The world will run out of seafood by 2048 if steep declines in marine species continue at current rates, according to a study released today by an international group of ecologists and economists.
The paper, published in the journal Science, concludes that overfishing, pollution, and other environmental factors are wiping out important species across the globe, hampering the ocean's ability to produce seafood, filter nutrients and resist the spread of disease.
"We really see the end of the line now," said lead author Boris Worm, a marine biologist at Canada's Dalhousie University. "It's within our lifetime. Our children will see a world without seafood if we don't change things."

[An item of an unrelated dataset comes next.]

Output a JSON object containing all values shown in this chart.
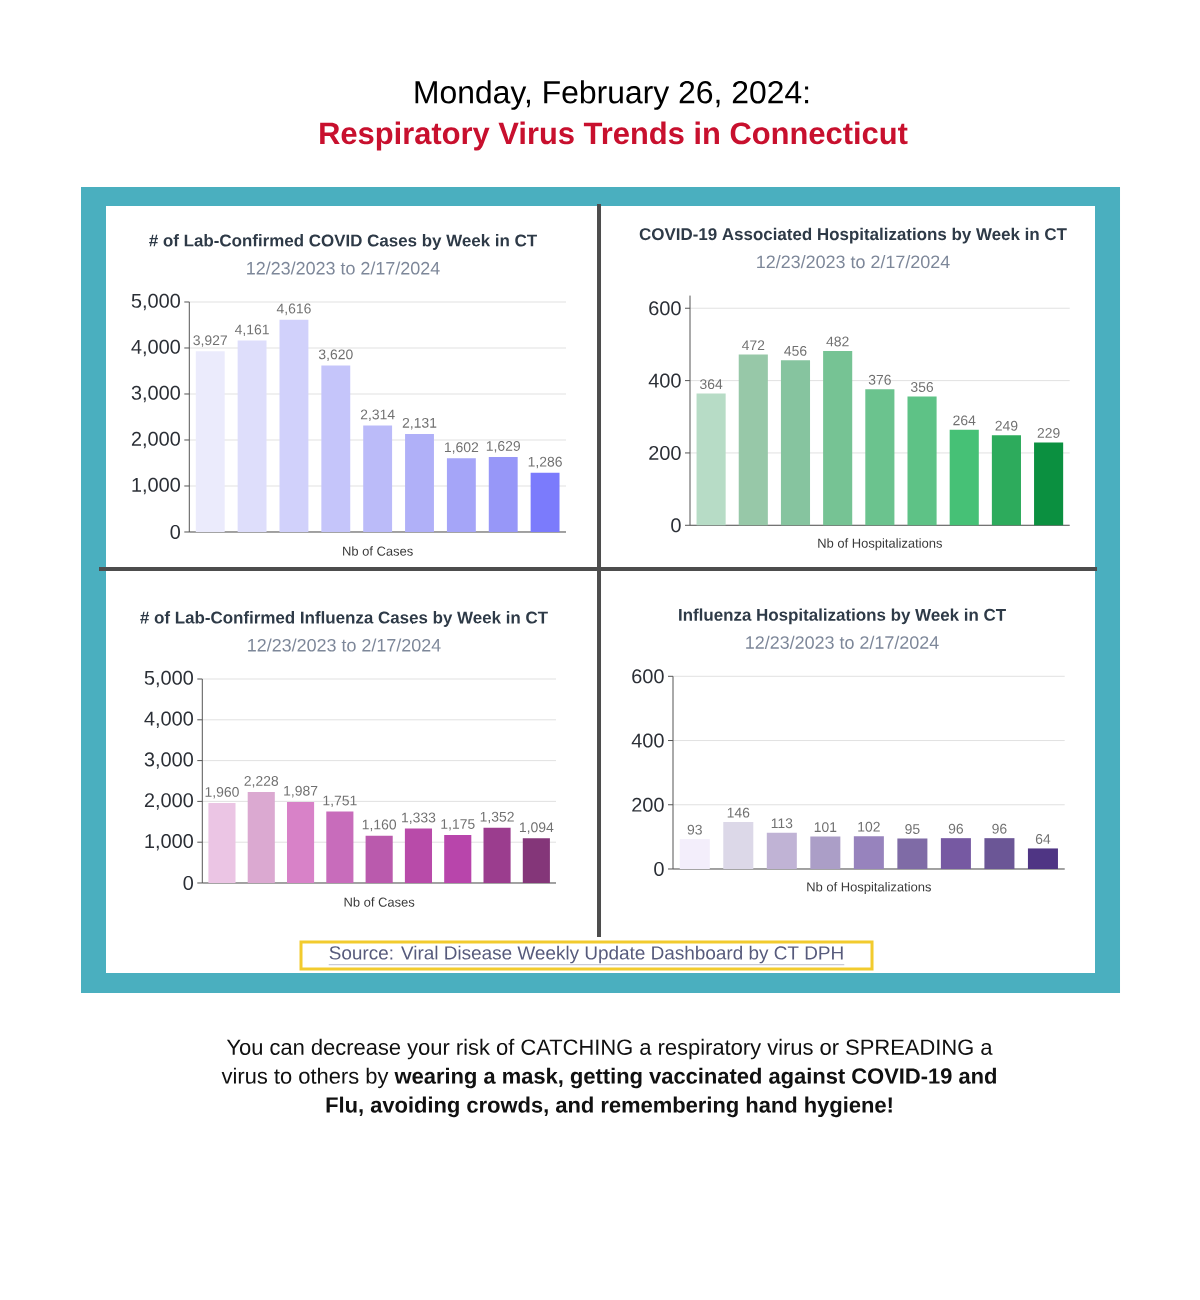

The 14 researchers from Canada, Panama, Sweden and the United States spent four years analyzing all the available data on fish populations and ocean ecosystems to reach their conclusion. They found that by 2003 -- the last year for which data on global commercial fish catches is available -- 29 percent of all fished species had collapsed, and that the rate of population collapses has accelerated in recent years.
As of 1980, just 13.5 percent of fished species had collapsed, even though fishing vessels were pursuing 1,736 fewer species back then. Today, the fishing industry harvests 7,784 species commercially.
"It's like hitting the gas pedal and holding it down at a constant level," Worm said in an telephone interview. "The rate accelerates over time."
Okay. Did anybody hear this on the news? The mainstream news media should be screaming this. But most people won't hear about it and Red Lobster will go on offering its all-you-can-eat shrimp dinners (that's just obscene) and one day we'll wake up to a world of dead oceans.